Transport Minister Dipuo Peters launched the project that is spearheaded by the Airports Company of South Africa (ACSA) at a special ceremony in the city on Friday.
Most of the airport’s energy needs will be supplied through 200 square meters of photo-voltaic (PV) panels. PV technology generates electricity from solar radiation providing a renewable and clean energy source
In its first phase, 750kw will be generated through this clean energy source, which is sufficient to meet the airport’s daily needs. This is expected to increase with plant capacity in future.
“This ground-breaking initiative shows that government is well on track in transitioning South Africa to a low-carbon, inclusive, resource efficient and climate resilient economy and society,” the Minister said.
The Department of Transport is one of the key departments driving South Africa’s Green Economy Strategy.
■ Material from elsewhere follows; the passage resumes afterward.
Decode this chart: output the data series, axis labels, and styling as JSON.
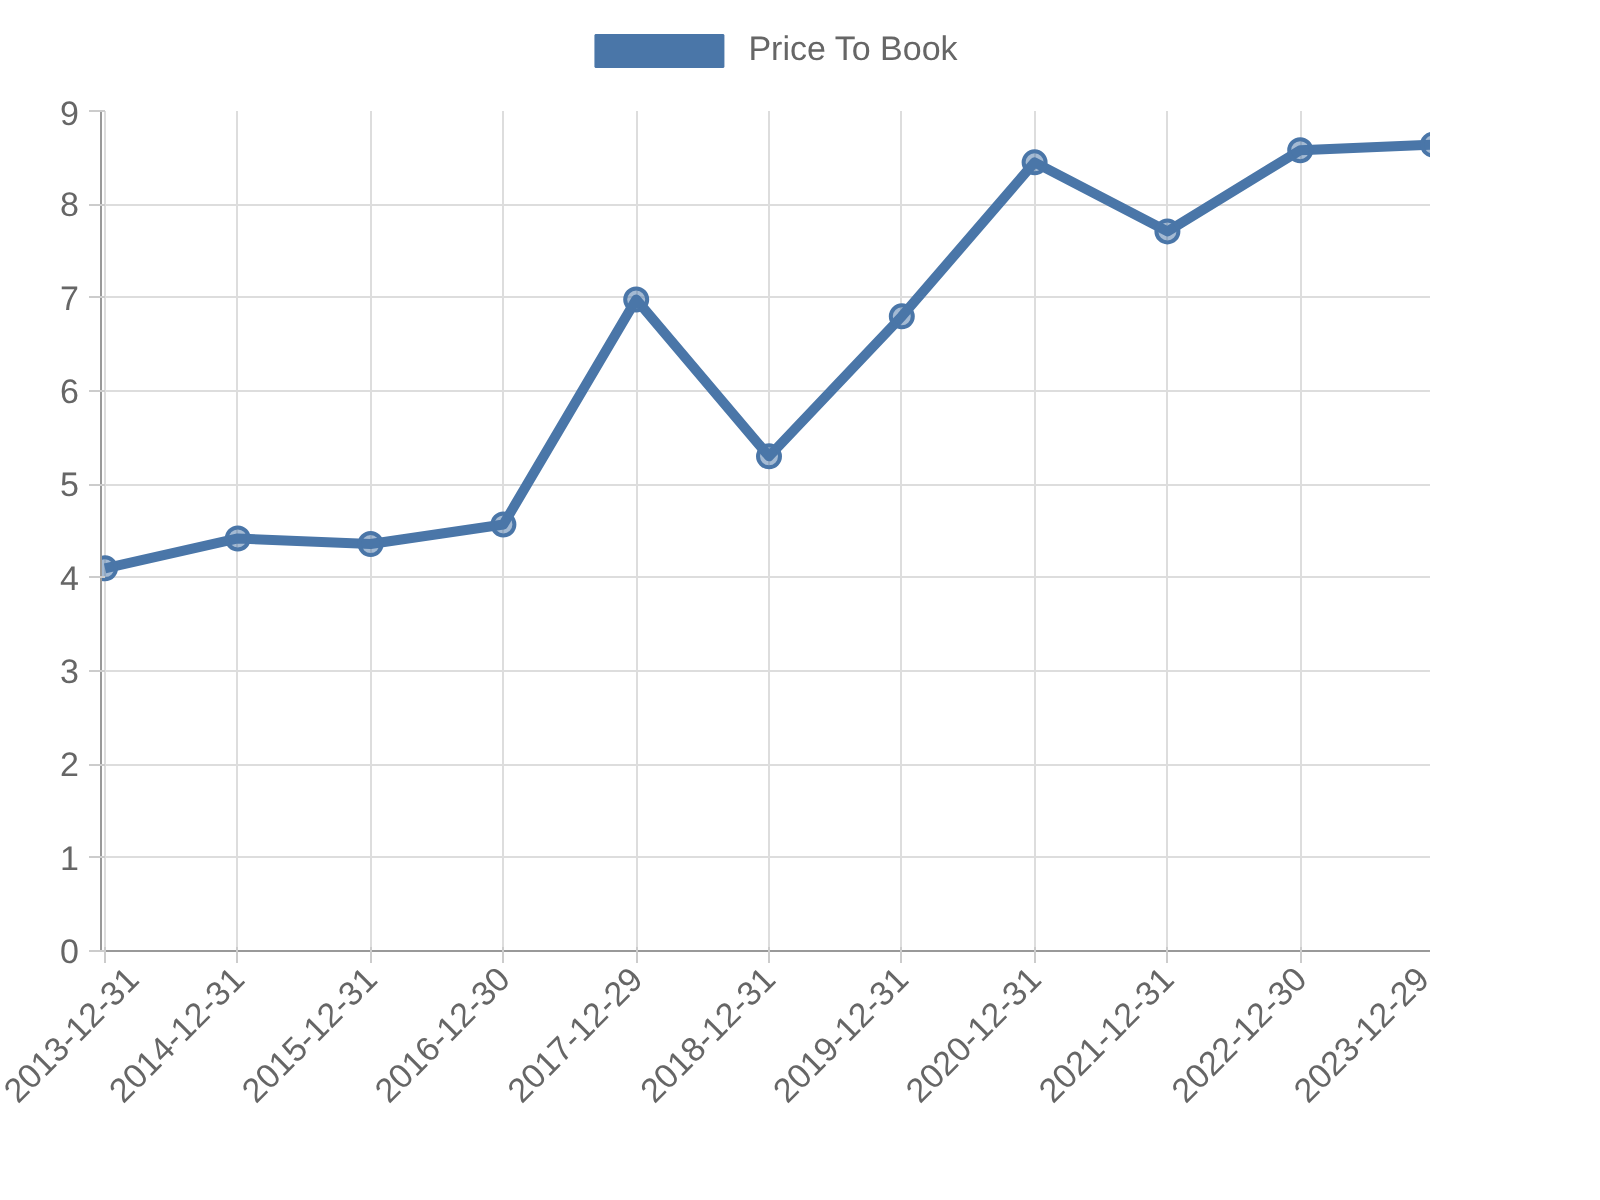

Green transport initiatives form part of government’s strategy to shift the economy towards cleaner industries and sectors with low environmental impact
“What has been achieved at George Airport is also the result of successful collaboration in the green economy sector between government, entities such as Airports Company South Africa (ACSA), and the private sector.
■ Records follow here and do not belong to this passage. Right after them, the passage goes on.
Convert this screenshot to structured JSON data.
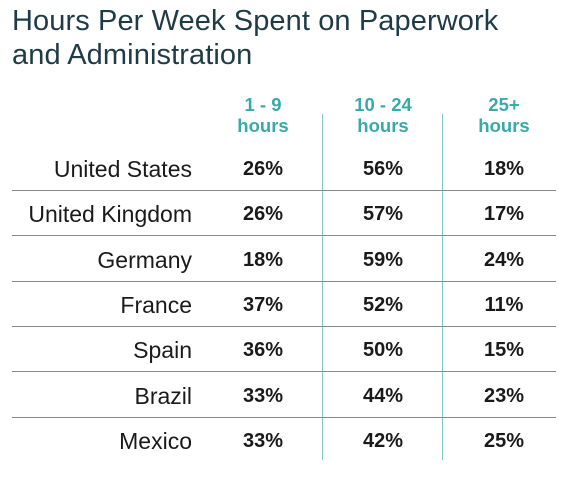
{
  "chart_data": {
    "type": "table",
    "title": "Hours Per Week Spent on Paperwork and Administration",
    "title_lines": [
      "Hours Per Week Spent on Paperwork",
      "and Administration"
    ],
    "columns": [
      {
        "line1": "1 - 9",
        "line2": "hours"
      },
      {
        "line1": "10 - 24",
        "line2": "hours"
      },
      {
        "line1": "25+",
        "line2": "hours"
      }
    ],
    "rows": [
      {
        "country": "United States",
        "values": [
          "26%",
          "56%",
          "18%"
        ]
      },
      {
        "country": "United Kingdom",
        "values": [
          "26%",
          "57%",
          "17%"
        ]
      },
      {
        "country": "Germany",
        "values": [
          "18%",
          "59%",
          "24%"
        ]
      },
      {
        "country": "France",
        "values": [
          "37%",
          "52%",
          "11%"
        ]
      },
      {
        "country": "Spain",
        "values": [
          "36%",
          "50%",
          "15%"
        ]
      },
      {
        "country": "Brazil",
        "values": [
          "33%",
          "44%",
          "23%"
        ]
      },
      {
        "country": "Mexico",
        "values": [
          "33%",
          "42%",
          "25%"
        ]
      }
    ]
  },
  "colors": {
    "title": "#1f3b46",
    "header": "#3aa9a8",
    "divider": "#7fc8c6",
    "row_line": "#8a8a8a"
  }
}
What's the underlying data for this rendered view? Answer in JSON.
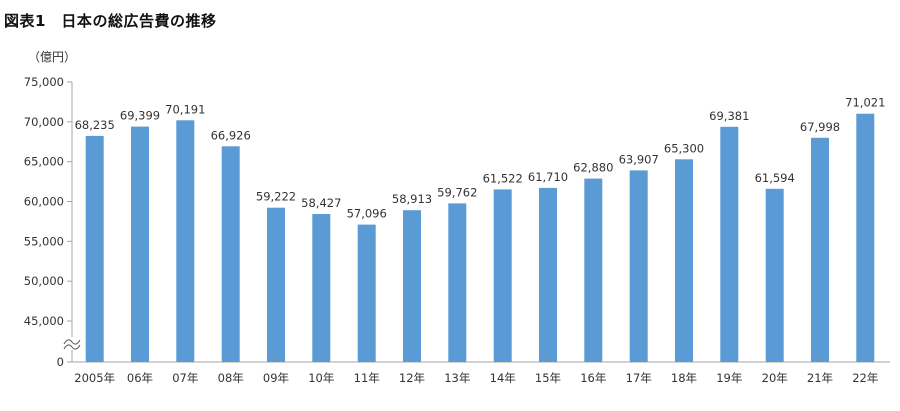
{
  "figure": {
    "title": "図表1　日本の総広告費の推移",
    "unit_label": "（億円）"
  },
  "chart_data": {
    "type": "bar",
    "categories": [
      "2005年",
      "06年",
      "07年",
      "08年",
      "09年",
      "10年",
      "11年",
      "12年",
      "13年",
      "14年",
      "15年",
      "16年",
      "17年",
      "18年",
      "19年",
      "20年",
      "21年",
      "22年"
    ],
    "values": [
      68235,
      69399,
      70191,
      66926,
      59222,
      58427,
      57096,
      58913,
      59762,
      61522,
      61710,
      62880,
      63907,
      65300,
      69381,
      61594,
      67998,
      71021
    ],
    "data_labels": [
      "68,235",
      "69,399",
      "70,191",
      "66,926",
      "59,222",
      "58,427",
      "57,096",
      "58,913",
      "59,762",
      "61,522",
      "61,710",
      "62,880",
      "63,907",
      "65,300",
      "69,381",
      "61,594",
      "67,998",
      "71,021"
    ],
    "y_ticks": [
      0,
      45000,
      50000,
      55000,
      60000,
      65000,
      70000,
      75000
    ],
    "y_tick_labels": [
      "0",
      "45,000",
      "50,000",
      "55,000",
      "60,000",
      "65,000",
      "70,000",
      "75,000"
    ],
    "axis_break": true,
    "ylim": [
      40000,
      75000
    ],
    "grid": false,
    "legend": "none",
    "bar_color": "#5B9BD5",
    "axis_color": "#A6A6A6"
  }
}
“The new solar-powered airport will rely on cost-effective, renewable sources to generate energy, and simultaneously support South Africa’s greenhouse gas emissions reduction targets,” says Molewa.
This is in alignment with South Africa’s National Climate Change Response Policy whose objective is to effectively manage climate change impacts through interventions that build and sustain South Africa’s social, economic and environmental resilience and emergency response capacity.
The 2016 Budget by Finance Minister Pravin Gordhan earlier this week highlighted that South Africa continues to invest heavily in the green economy.
“We have already made significant headway in the uptake of renewable energy, greening our public transport system, and promoting energy efficiency in government facilities, to name but a few,” Molewa said.
In the transport sector, initiatives are underway to shifting freight from road to rail, and introducing electricity regenerative braking in locomotives. This is already saving close to 0.5 Mt of CO2 annually.
In addition, 14 000 taxis are being converted to compressed natural gas, with an expected emission reduction of 23 – 27% per vehicle.
“Investment such as at George Airport, must give momentum to other private and public sector entities to reconfigure and retrofit their existing infrastructure in support of more sustainable energy consumption patterns,” Molewa said.